Peters v. Workers Comp. Appeal Bd. (Cintas Corp.)

In a rare unanimous opinion, the Pennsylvania Supreme Court addressed the “traveling employee doctrine” (a/k/a the continuous coverage rule or the commercial traveler rule). The traveling employee doctrine creates a rebuttable presumption that a traveling employee — for example, a truck driver — is injured during the “course of employment” when he is injured after setting out on his employer’s business. Here, the claimant was a sales rep for a uniform company. He attended a company event and was injured in a car crash on his way home. According to the claimant, the event was “sort of” mandatory. The Workers’ Compensation Judge denied benefits, holding that the claimant was not in the course of employment when the crash occurred. Both the Workers’ Compensation Appeal Board and the Commonwealth Court affirmed. The claimant argued that he qualified for the traveling employee doctrine’s presumption.

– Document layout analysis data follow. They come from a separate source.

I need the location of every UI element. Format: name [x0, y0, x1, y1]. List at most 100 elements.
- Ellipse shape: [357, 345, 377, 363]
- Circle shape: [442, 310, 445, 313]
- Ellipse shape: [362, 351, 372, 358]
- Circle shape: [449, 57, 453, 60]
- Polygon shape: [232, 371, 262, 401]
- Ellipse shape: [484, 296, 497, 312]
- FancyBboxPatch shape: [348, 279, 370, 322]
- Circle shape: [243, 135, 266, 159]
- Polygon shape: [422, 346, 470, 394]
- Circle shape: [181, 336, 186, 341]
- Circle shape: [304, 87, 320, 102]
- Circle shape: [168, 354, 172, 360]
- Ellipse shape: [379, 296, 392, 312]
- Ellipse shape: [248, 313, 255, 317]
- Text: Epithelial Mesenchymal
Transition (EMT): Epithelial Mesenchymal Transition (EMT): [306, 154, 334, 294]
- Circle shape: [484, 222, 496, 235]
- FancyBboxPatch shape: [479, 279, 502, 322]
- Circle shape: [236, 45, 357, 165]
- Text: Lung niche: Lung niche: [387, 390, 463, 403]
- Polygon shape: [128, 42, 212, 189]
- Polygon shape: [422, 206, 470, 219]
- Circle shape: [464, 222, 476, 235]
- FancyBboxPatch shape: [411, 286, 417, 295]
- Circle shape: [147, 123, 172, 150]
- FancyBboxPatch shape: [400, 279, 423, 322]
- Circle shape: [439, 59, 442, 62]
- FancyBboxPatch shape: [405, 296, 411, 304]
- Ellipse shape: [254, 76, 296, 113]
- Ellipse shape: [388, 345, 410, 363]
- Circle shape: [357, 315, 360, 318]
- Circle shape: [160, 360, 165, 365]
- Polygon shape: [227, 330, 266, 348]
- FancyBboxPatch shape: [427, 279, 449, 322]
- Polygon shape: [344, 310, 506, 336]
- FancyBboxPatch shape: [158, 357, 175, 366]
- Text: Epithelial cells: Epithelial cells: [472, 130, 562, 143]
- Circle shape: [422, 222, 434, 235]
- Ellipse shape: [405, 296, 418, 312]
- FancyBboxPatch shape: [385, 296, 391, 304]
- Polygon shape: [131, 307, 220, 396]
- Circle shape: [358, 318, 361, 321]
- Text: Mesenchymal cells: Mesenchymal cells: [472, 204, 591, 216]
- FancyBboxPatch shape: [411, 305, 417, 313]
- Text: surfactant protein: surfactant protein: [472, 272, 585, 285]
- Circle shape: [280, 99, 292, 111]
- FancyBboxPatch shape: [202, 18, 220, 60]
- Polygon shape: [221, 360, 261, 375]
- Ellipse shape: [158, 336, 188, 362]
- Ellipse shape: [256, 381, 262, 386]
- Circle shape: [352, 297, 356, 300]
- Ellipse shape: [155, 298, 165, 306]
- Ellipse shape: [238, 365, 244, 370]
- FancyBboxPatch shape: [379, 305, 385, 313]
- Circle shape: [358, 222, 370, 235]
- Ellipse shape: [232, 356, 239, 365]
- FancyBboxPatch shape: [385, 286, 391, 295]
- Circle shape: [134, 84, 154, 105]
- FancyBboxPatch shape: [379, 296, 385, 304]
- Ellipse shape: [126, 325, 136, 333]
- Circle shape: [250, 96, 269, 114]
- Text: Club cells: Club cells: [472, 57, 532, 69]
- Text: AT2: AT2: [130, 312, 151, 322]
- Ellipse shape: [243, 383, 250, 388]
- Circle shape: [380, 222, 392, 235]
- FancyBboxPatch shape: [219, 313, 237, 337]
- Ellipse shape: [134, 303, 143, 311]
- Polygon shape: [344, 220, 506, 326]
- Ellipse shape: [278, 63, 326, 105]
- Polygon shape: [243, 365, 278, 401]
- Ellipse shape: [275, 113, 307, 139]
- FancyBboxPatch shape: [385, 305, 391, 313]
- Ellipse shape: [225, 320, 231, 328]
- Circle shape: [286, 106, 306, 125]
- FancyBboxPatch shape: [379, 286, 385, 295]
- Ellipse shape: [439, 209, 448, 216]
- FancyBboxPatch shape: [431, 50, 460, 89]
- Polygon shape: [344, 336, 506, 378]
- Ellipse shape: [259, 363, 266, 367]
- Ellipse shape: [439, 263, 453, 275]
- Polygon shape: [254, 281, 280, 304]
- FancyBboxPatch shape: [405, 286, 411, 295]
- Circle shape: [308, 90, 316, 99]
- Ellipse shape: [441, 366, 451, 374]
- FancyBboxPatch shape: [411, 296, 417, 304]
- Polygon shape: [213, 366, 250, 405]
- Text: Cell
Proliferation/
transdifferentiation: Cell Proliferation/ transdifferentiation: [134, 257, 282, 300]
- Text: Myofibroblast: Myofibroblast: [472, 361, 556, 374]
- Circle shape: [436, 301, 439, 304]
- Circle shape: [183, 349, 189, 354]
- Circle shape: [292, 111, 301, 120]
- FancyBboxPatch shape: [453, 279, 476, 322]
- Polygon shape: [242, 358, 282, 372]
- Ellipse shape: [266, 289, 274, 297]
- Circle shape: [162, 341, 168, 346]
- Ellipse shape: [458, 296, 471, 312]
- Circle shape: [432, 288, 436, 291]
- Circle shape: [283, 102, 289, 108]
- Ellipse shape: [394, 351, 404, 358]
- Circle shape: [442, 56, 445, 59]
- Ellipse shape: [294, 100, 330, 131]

The Supreme Court confirmed the doctrine and held that a traveling employee must be considered in the course of their employment during the entirety of work-related travel unless the employee abandons their work. The Court stated the rule as such: When a traveling employee is injured after setting out on his employer’s business, it is presumed that he was furthering the employer’s business at the time of the injury. The Supreme Court, therefore, reversed and remanded.